Recently, the Central Connecticut Woodturners (CCW) collaborated with NFA for the second year in a row. People of all ages were able to attend a woodturning event held in Slater. Every person who attended created, or “turned,” their own pen out of the the beech tree wood.
Jared Ramsdell is a member of the CCWT.
“The [Slater] museum wanted to bring people in and expose them to a new art form they may not have known about, [to]give it a try, and see if they liked it,” said Ramsdell.
“I think it’s a really cool thing, because then you get to make your own pen from the wood, and you have to make your own memento from the tree. It’s really neat that they’re repurposing the wood,” commented Wheeler.
NFA alumna, Janis Sawicki, believes that the Beech Tree meant a great deal to her and her classmates.
“The Beech Tree was always there, it was a presence on campus, it was something that we all knew it was there.
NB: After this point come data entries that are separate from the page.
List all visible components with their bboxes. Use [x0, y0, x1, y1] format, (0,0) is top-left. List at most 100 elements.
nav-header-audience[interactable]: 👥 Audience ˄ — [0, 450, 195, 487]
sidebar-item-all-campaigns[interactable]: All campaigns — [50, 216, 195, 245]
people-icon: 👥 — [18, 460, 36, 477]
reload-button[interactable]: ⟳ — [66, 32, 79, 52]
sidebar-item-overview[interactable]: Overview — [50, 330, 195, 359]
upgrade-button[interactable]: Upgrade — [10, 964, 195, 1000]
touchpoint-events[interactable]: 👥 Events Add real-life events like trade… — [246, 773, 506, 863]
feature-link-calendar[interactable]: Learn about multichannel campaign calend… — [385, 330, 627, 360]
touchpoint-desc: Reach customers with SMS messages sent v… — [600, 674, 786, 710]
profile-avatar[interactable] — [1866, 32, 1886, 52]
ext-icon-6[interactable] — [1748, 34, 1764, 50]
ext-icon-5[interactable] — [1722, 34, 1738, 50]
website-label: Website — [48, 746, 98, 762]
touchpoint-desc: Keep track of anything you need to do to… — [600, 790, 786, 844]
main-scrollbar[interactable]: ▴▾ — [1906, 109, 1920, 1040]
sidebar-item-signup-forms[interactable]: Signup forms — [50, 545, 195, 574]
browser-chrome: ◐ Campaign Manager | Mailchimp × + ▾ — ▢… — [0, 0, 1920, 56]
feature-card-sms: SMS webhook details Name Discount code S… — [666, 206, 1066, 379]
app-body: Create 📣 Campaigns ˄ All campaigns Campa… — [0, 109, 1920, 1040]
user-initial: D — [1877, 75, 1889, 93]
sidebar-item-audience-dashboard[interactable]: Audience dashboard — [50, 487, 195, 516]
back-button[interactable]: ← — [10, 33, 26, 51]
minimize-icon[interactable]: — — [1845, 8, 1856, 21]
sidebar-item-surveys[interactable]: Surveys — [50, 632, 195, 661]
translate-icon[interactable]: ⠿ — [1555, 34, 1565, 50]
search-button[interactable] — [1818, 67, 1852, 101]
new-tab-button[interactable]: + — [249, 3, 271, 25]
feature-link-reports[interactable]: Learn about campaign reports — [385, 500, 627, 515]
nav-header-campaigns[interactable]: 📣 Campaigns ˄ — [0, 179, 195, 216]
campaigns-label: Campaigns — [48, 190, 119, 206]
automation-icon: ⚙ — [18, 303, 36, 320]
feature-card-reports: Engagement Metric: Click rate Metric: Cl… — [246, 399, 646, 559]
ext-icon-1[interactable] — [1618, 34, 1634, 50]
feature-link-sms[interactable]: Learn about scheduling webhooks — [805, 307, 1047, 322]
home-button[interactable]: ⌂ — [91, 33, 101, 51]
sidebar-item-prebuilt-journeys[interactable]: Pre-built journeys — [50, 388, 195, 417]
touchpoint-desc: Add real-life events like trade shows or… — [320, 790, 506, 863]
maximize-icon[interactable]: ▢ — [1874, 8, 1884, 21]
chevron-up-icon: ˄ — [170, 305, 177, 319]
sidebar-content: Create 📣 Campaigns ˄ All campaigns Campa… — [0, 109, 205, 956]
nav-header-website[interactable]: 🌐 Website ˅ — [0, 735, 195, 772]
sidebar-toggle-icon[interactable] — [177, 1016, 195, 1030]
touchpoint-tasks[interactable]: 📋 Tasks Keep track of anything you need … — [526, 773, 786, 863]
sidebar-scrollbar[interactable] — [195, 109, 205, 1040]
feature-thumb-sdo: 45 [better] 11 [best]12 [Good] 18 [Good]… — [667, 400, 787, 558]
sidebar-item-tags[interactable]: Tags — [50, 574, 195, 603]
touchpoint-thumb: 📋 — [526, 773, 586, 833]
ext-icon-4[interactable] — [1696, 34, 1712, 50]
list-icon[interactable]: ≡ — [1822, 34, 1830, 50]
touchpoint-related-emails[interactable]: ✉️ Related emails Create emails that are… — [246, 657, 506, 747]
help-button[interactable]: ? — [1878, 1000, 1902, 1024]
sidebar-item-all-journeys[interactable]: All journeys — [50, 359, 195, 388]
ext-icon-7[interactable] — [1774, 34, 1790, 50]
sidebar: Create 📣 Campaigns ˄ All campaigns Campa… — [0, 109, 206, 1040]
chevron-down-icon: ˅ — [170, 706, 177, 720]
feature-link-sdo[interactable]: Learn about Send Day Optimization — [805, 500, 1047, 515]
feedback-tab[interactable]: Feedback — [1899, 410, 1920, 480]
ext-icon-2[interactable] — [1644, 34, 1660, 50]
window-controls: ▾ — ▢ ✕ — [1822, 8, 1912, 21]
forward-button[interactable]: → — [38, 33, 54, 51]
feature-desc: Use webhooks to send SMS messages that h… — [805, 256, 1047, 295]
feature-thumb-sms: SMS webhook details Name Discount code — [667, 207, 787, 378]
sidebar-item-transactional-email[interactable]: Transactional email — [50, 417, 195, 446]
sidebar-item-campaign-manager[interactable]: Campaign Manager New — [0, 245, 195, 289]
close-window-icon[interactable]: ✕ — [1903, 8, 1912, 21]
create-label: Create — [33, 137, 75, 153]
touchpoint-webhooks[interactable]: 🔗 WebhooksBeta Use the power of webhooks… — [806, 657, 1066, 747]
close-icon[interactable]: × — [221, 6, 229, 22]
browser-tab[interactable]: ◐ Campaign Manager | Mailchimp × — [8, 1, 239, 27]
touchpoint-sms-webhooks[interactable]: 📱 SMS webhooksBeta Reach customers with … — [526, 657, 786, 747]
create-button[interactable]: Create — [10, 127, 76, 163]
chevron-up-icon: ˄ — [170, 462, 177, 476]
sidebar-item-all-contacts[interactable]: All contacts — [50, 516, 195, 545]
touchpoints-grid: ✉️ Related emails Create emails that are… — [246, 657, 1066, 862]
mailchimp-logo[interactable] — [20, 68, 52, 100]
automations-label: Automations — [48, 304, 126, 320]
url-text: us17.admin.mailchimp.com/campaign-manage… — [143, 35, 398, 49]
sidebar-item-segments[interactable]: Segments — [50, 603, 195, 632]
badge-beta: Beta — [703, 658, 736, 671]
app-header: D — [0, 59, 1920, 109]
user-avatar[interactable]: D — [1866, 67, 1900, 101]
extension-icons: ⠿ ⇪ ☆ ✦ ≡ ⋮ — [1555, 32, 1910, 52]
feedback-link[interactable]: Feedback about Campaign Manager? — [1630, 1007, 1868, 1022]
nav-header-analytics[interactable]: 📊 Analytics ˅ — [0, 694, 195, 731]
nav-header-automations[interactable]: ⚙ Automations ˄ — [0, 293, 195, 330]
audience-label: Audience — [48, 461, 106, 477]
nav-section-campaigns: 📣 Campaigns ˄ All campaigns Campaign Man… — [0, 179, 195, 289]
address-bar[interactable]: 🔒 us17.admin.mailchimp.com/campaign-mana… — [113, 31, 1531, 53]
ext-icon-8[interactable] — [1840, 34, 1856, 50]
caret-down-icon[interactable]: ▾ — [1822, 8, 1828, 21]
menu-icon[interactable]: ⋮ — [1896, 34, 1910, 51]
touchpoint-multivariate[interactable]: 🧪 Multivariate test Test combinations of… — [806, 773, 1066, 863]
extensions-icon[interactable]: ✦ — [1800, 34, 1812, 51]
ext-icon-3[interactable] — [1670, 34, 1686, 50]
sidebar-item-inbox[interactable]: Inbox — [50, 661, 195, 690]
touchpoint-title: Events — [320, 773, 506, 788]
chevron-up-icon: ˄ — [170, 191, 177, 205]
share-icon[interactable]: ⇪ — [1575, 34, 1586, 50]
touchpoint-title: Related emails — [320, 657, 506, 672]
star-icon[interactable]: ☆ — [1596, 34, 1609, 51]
It was alive, it was beautiful… it was part of what NFA was.”
NFA saved the wood from the tree, with the intention to use it in future projects. In addition to the beech tree pens, the school recently created the Beech Tree Lounge in the Latham building. The lounge features a life size painting of the tree, and benches made out of the tree’s wood.
“It’s the first thing you see when you walk through those double doors, and it’s a great way to remember the tree,” added Wheeler.